Starters consist of a vegetable soup, presented in beautiful kitsch crockery, and Portobello mushroom bruschetta, both at £3.50. The soup is quite dense, it has a touch of paprika, and is littered with lentils and kale; perfect for cold winter evenings. The soft
Portobello mushrooms are cooked to perfection with all the flavours complementing each other beautifully. Add to this the juxtaposition of the strong stilton and the calming poached pears and you have an extraordinary dish.
Mains start at £7.50 for bubble and squeak (shredded pork and a fried egg) and go up to £10.50 for cushion of lamb with cannelloni beans and sauteed kale. The latter is a superb piece of meat which is more tender than better known cuts. The bitter
flavour of kale is, for some, eaten only under protest as it can be a quite harsh yet unexciting vegetable, but in this dish it adds depth to the lamb and is a well thought-out addition.
There are also two specials, one being a wild mushroom risotto and the other is an Aberdeen Angus burger with homemade chips. You can have either with a beer or a glass of wine for £8.25, which is a bargain to say the least. The burger is mighty and
has a creamy mushroom sauce with it making it that little bit tastier. And the thick-wedge crispy chips are divine especially when dipped in either the mushroom sauce or tomato ketchup.
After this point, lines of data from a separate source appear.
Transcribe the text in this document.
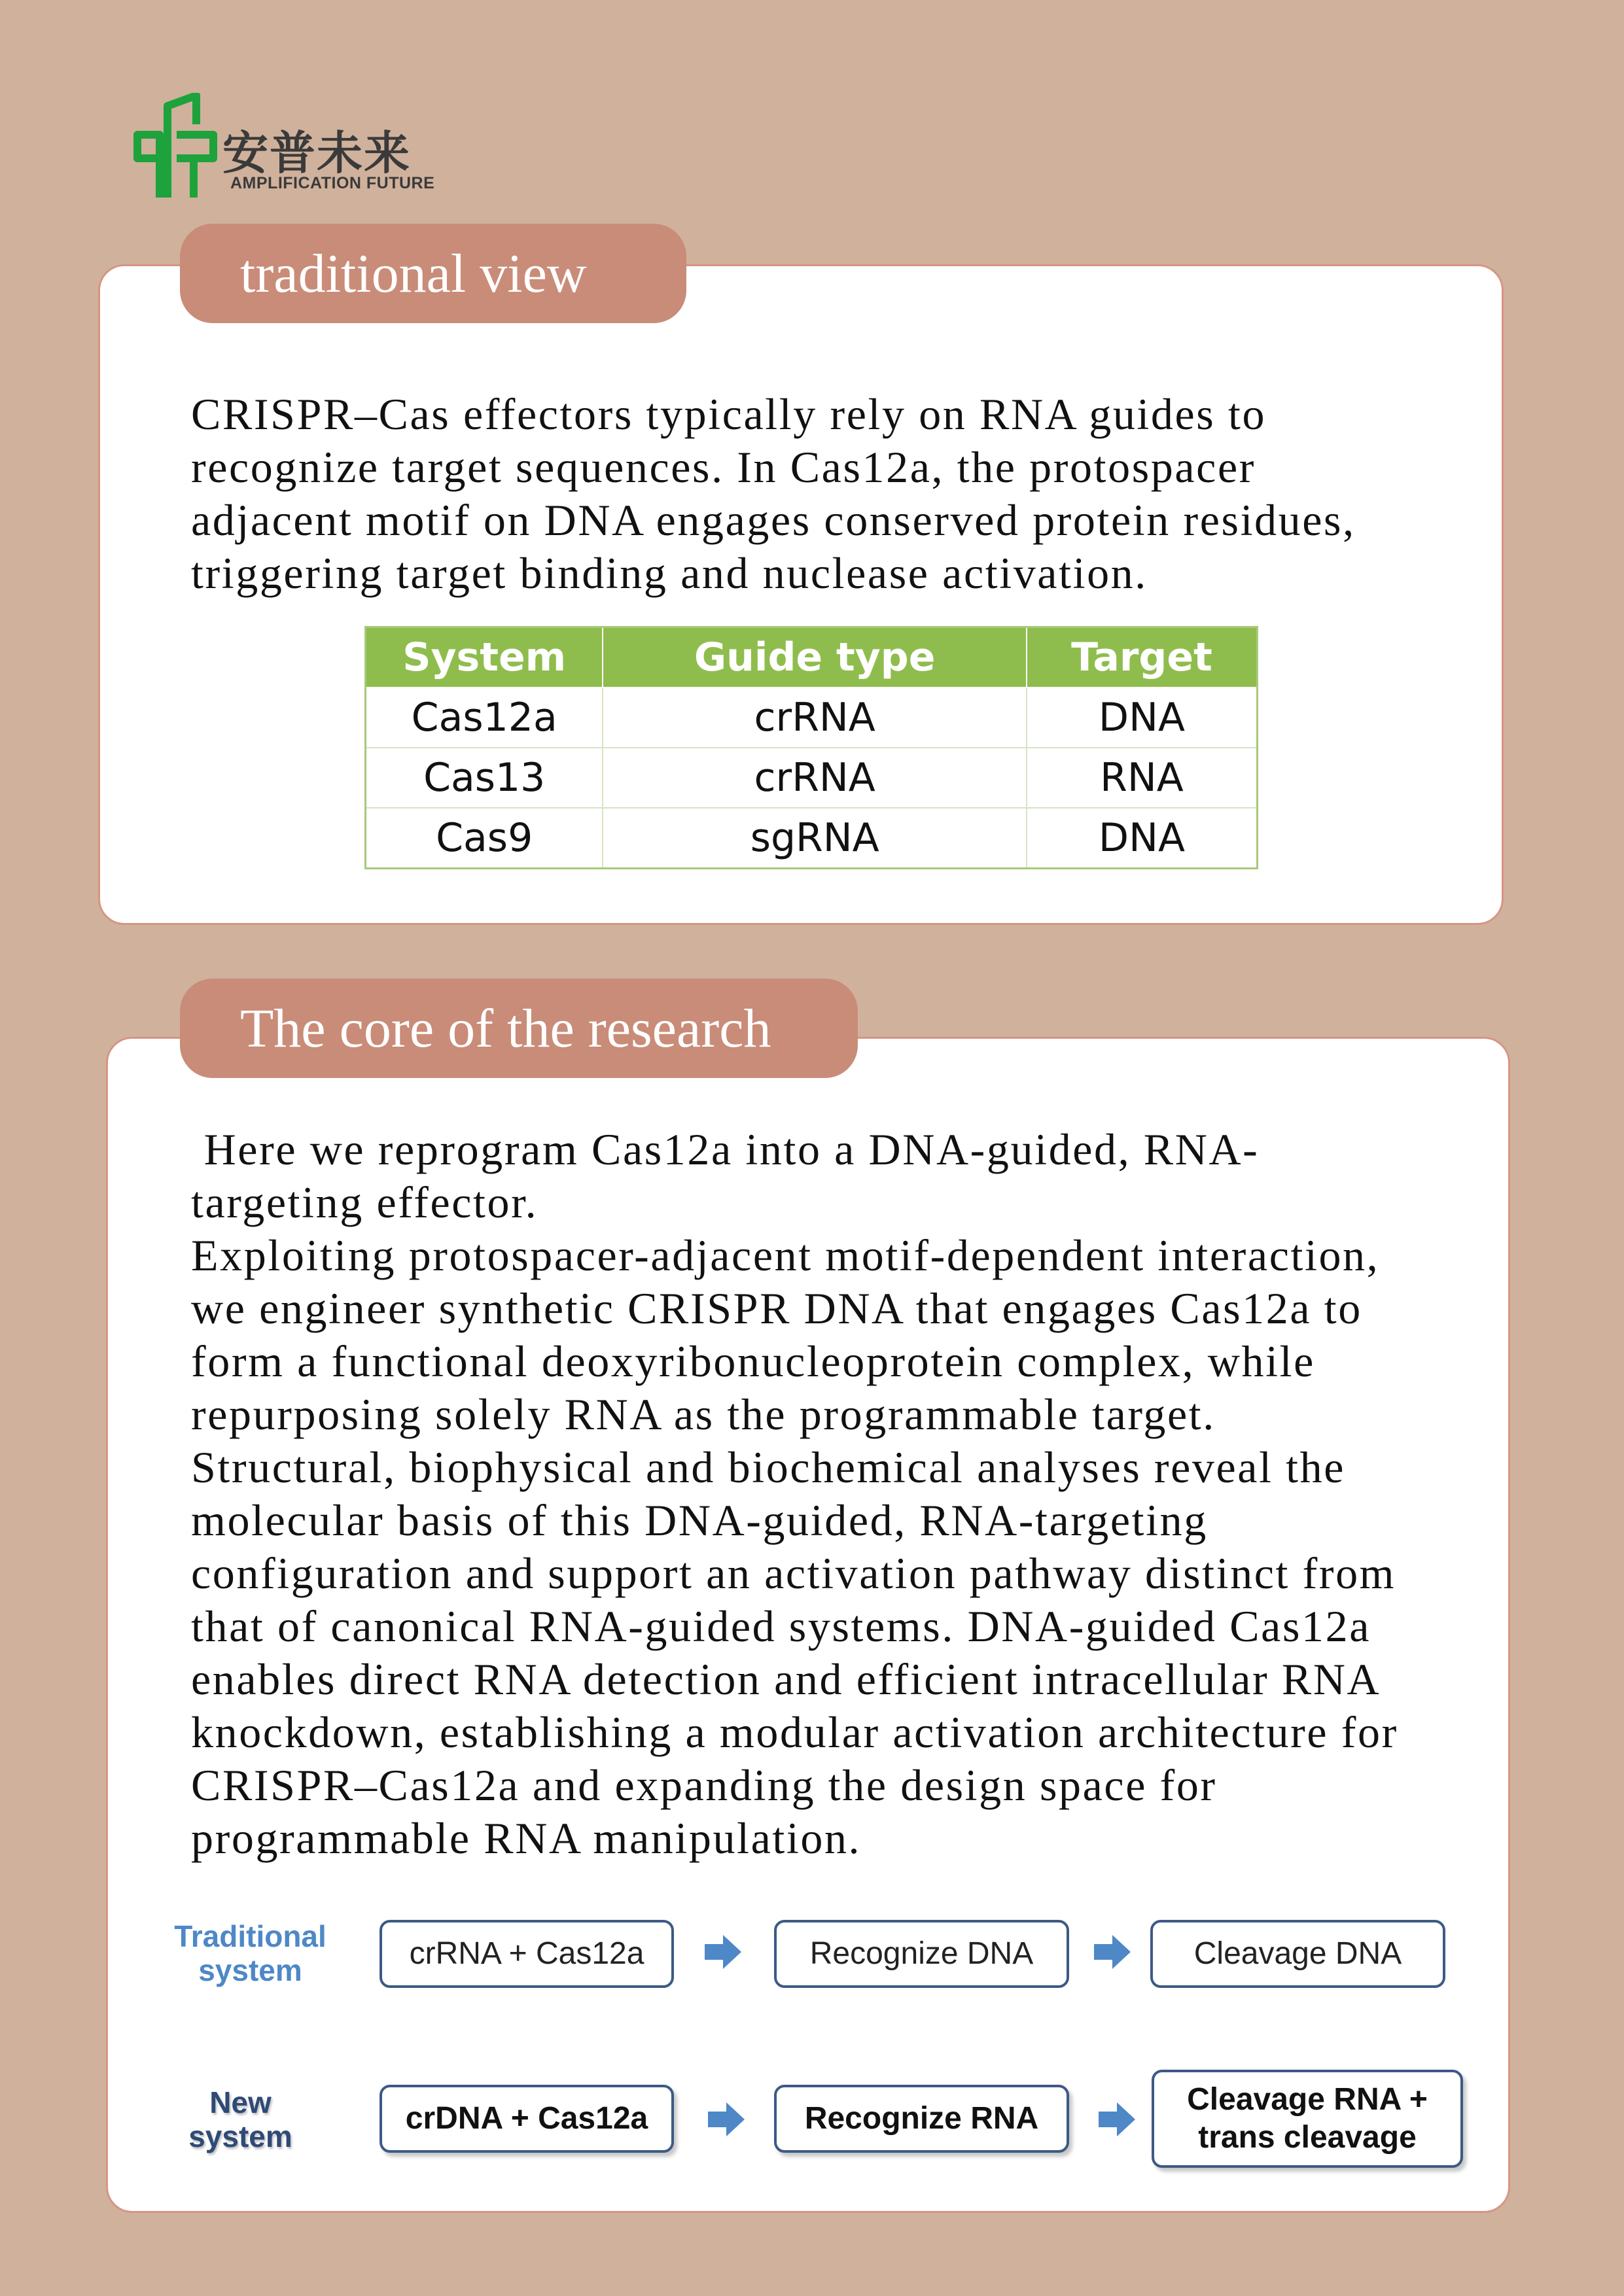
安普未来
AMPLIFICATION FUTURE
traditional view
CRISPR–Cas effectors typically rely on RNA guides to
recognize target sequences. In Cas12a, the protospacer
adjacent motif on DNA engages conserved protein residues,
triggering target binding and nuclease activation.
System	Guide type	Target
Cas12a	crRNA	DNA
Cas13	crRNA	RNA
Cas9	sgRNA	DNA
The core of the research
Here we reprogram Cas12a into a DNA-guided, RNA-
targeting effector.
Exploiting protospacer-adjacent motif-dependent interaction,
we engineer synthetic CRISPR DNA that engages Cas12a to
form a functional deoxyribonucleoprotein complex, while
repurposing solely RNA as the programmable target.
Structural, biophysical and biochemical analyses reveal the
molecular basis of this DNA-guided, RNA-targeting
configuration and support an activation pathway distinct from
that of canonical RNA-guided systems. DNA-guided Cas12a
enables direct RNA detection and efficient intracellular RNA
knockdown, establishing a modular activation architecture for
CRISPR–Cas12a and expanding the design space for
programmable RNA manipulation.
Traditional system	crRNA + Cas12a	Recognize DNA	Cleavage DNA
New system
crDNA + Cas12a	Recognize RNA
Cleavage RNA + trans cleavage
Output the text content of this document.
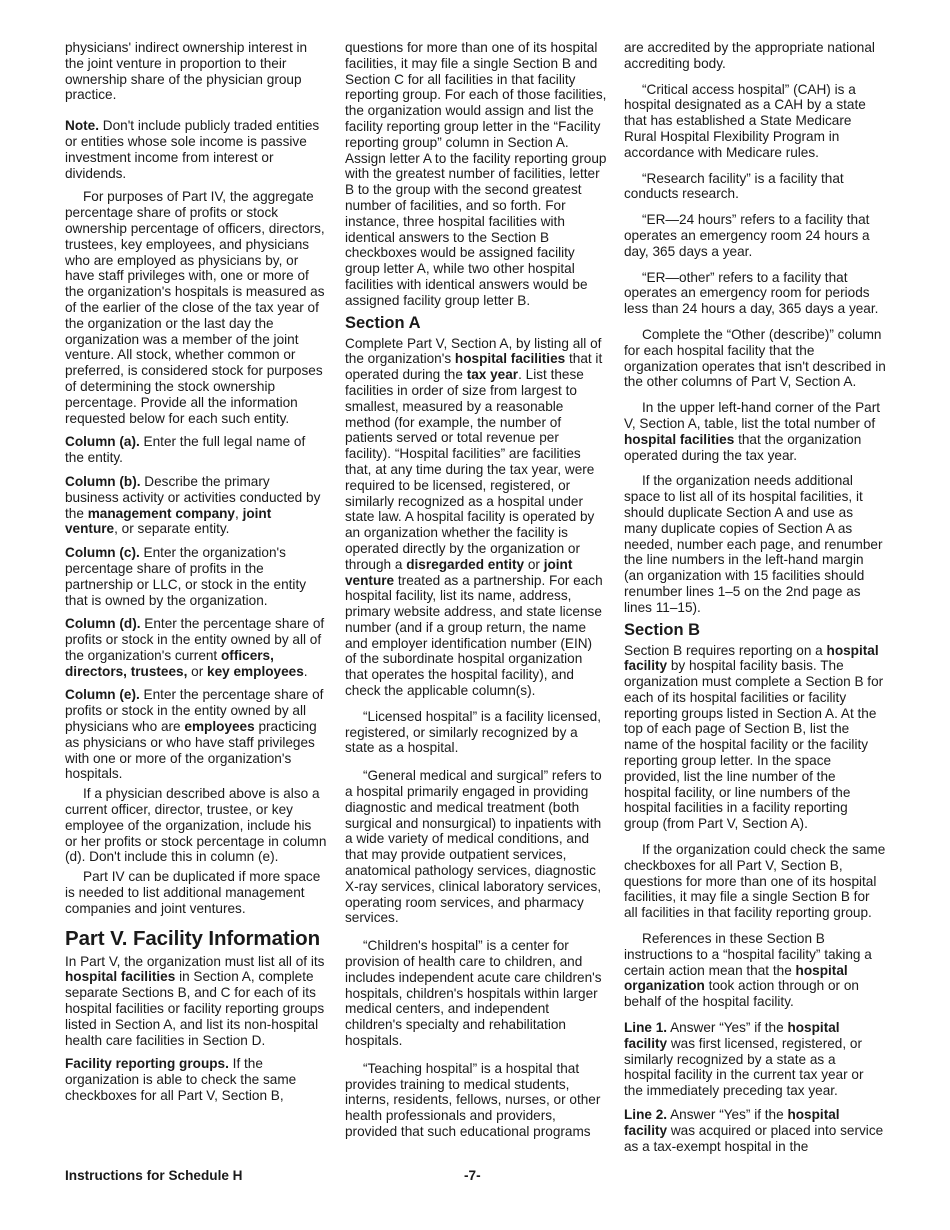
physicians' indirect ownership interest in the joint venture in proportion to their ownership share of the physician group practice.

Note. Don't include publicly traded entities or entities whose sole income is passive investment income from interest or dividends.

For purposes of Part IV, the aggregate percentage share of profits or stock ownership percentage of officers, directors, trustees, key employees, and physicians who are employed as physicians by, or have staff privileges with, one or more of the organization's hospitals is measured as of the earlier of the close of the tax year of the organization or the last day the organization was a member of the joint venture. All stock, whether common or preferred, is considered stock for purposes of determining the stock ownership percentage. Provide all the information requested below for each such entity.

Column (a). Enter the full legal name of the entity.

Column (b). Describe the primary business activity or activities conducted by the management company, joint venture, or separate entity.

Column (c). Enter the organization's percentage share of profits in the partnership or LLC, or stock in the entity that is owned by the organization.

Column (d). Enter the percentage share of profits or stock in the entity owned by all of the organization's current officers, directors, trustees, or key employees.

Column (e). Enter the percentage share of profits or stock in the entity owned by all physicians who are employees practicing as physicians or who have staff privileges with one or more of the organization's hospitals.

If a physician described above is also a current officer, director, trustee, or key employee of the organization, include his or her profits or stock percentage in column (d). Don't include this in column (e).

Part IV can be duplicated if more space is needed to list additional management companies and joint ventures.

Part V. Facility Information

In Part V, the organization must list all of its hospital facilities in Section A, complete separate Sections B, and C for each of its hospital facilities or facility reporting groups listed in Section A, and list its non-hospital health care facilities in Section D.

Facility reporting groups. If the organization is able to check the same checkboxes for all Part V, Section B,

questions for more than one of its hospital facilities, it may file a single Section B and Section C for all facilities in that facility reporting group. For each of those facilities, the organization would assign and list the facility reporting group letter in the “Facility reporting group” column in Section A. Assign letter A to the facility reporting group with the greatest number of facilities, letter B to the group with the second greatest number of facilities, and so forth. For instance, three hospital facilities with identical answers to the Section B checkboxes would be assigned facility group letter A, while two other hospital facilities with identical answers would be assigned facility group letter B.

Section A

Complete Part V, Section A, by listing all of the organization's hospital facilities that it operated during the tax year. List these facilities in order of size from largest to smallest, measured by a reasonable method (for example, the number of patients served or total revenue per facility). “Hospital facilities” are facilities that, at any time during the tax year, were required to be licensed, registered, or similarly recognized as a hospital under state law. A hospital facility is operated by an organization whether the facility is operated directly by the organization or through a disregarded entity or joint venture treated as a partnership. For each hospital facility, list its name, address, primary website address, and state license number (and if a group return, the name and employer identification number (EIN) of the subordinate hospital organization that operates the hospital facility), and check the applicable column(s).

“Licensed hospital” is a facility licensed, registered, or similarly recognized by a state as a hospital.

“General medical and surgical” refers to a hospital primarily engaged in providing diagnostic and medical treatment (both surgical and nonsurgical) to inpatients with a wide variety of medical conditions, and that may provide outpatient services, anatomical pathology services, diagnostic X-ray services, clinical laboratory services, operating room services, and pharmacy services.

“Children's hospital” is a center for provision of health care to children, and includes independent acute care children's hospitals, children's hospitals within larger medical centers, and independent children's specialty and rehabilitation hospitals.

“Teaching hospital” is a hospital that provides training to medical students, interns, residents, fellows, nurses, or other health professionals and providers, provided that such educational programs

are accredited by the appropriate national accrediting body.

“Critical access hospital” (CAH) is a hospital designated as a CAH by a state that has established a State Medicare Rural Hospital Flexibility Program in accordance with Medicare rules.

“Research facility” is a facility that conducts research.

“ER—24 hours” refers to a facility that operates an emergency room 24 hours a day, 365 days a year.

“ER—other” refers to a facility that operates an emergency room for periods less than 24 hours a day, 365 days a year.

Complete the “Other (describe)” column for each hospital facility that the organization operates that isn't described in the other columns of Part V, Section A.

In the upper left-hand corner of the Part V, Section A, table, list the total number of hospital facilities that the organization operated during the tax year.

If the organization needs additional space to list all of its hospital facilities, it should duplicate Section A and use as many duplicate copies of Section A as needed, number each page, and renumber the line numbers in the left-hand margin (an organization with 15 facilities should renumber lines 1–5 on the 2nd page as lines 11–15).

Section B

Section B requires reporting on a hospital facility by hospital facility basis. The organization must complete a Section B for each of its hospital facilities or facility reporting groups listed in Section A. At the top of each page of Section B, list the name of the hospital facility or the facility reporting group letter. In the space provided, list the line number of the hospital facility, or line numbers of the hospital facilities in a facility reporting group (from Part V, Section A).

If the organization could check the same checkboxes for all Part V, Section B, questions for more than one of its hospital facilities, it may file a single Section B for all facilities in that facility reporting group.

References in these Section B instructions to a “hospital facility” taking a certain action mean that the hospital organization took action through or on behalf of the hospital facility.

Line 1. Answer “Yes” if the hospital facility was first licensed, registered, or similarly recognized by a state as a hospital facility in the current tax year or the immediately preceding tax year.

Line 2. Answer “Yes” if the hospital facility was acquired or placed into service as a tax-exempt hospital in the

Instructions for Schedule H	-7-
Desserts (all £3.50) have an English pudding feel to them. Highlights include a rustic rhubarb crumble and the most indulgent (and best) bread and butter pudding you will ever have the pleasure to sample. It is clearly homemade and the extra addition of
chocolate and Baileys make it creamier and definitely more indulgent.
One of the great things about the dishes are the portion sizes. Normally in pubs there’s either too much or too little on the plate, but at The Pear Tree they are just right. They keep you nicely fulfilled and not stuffed at the seams. Also, they are seasoned
so well that you seldom need the salt and pepper.
The Drink
There are a few beers on offer, with London Pride the cheapest (£3.15 a pint) and Stella weighing in at a more expensive £3.75 a pint. They also change the ale frequently to keep the regulars happy. The wine list is small but perfectly formed. The house,
the Marques De Calado, is £2.70 for 125ml, £3.60 for 175ml and £14 the bottle. The Chilean Merlot (£3; £4; £15) goes wonderfully with the lamb as it is a rich, deep, uncomplicated wine. For fizzier tipples there’s a rose Prosecco and a normal Prosecco
for £4.50 by the glass and £21 a bottle, and the Champagne is only £29 for a bottle, so everything is very reasonably priced.
The Last Word
The Pear Tree is one of those rare establishments that manages to cater for all needs. Whether it’s for food that compares favourably with the standards found in top restaurants, or for a quiet drink, you are bound to leave suitably impressed.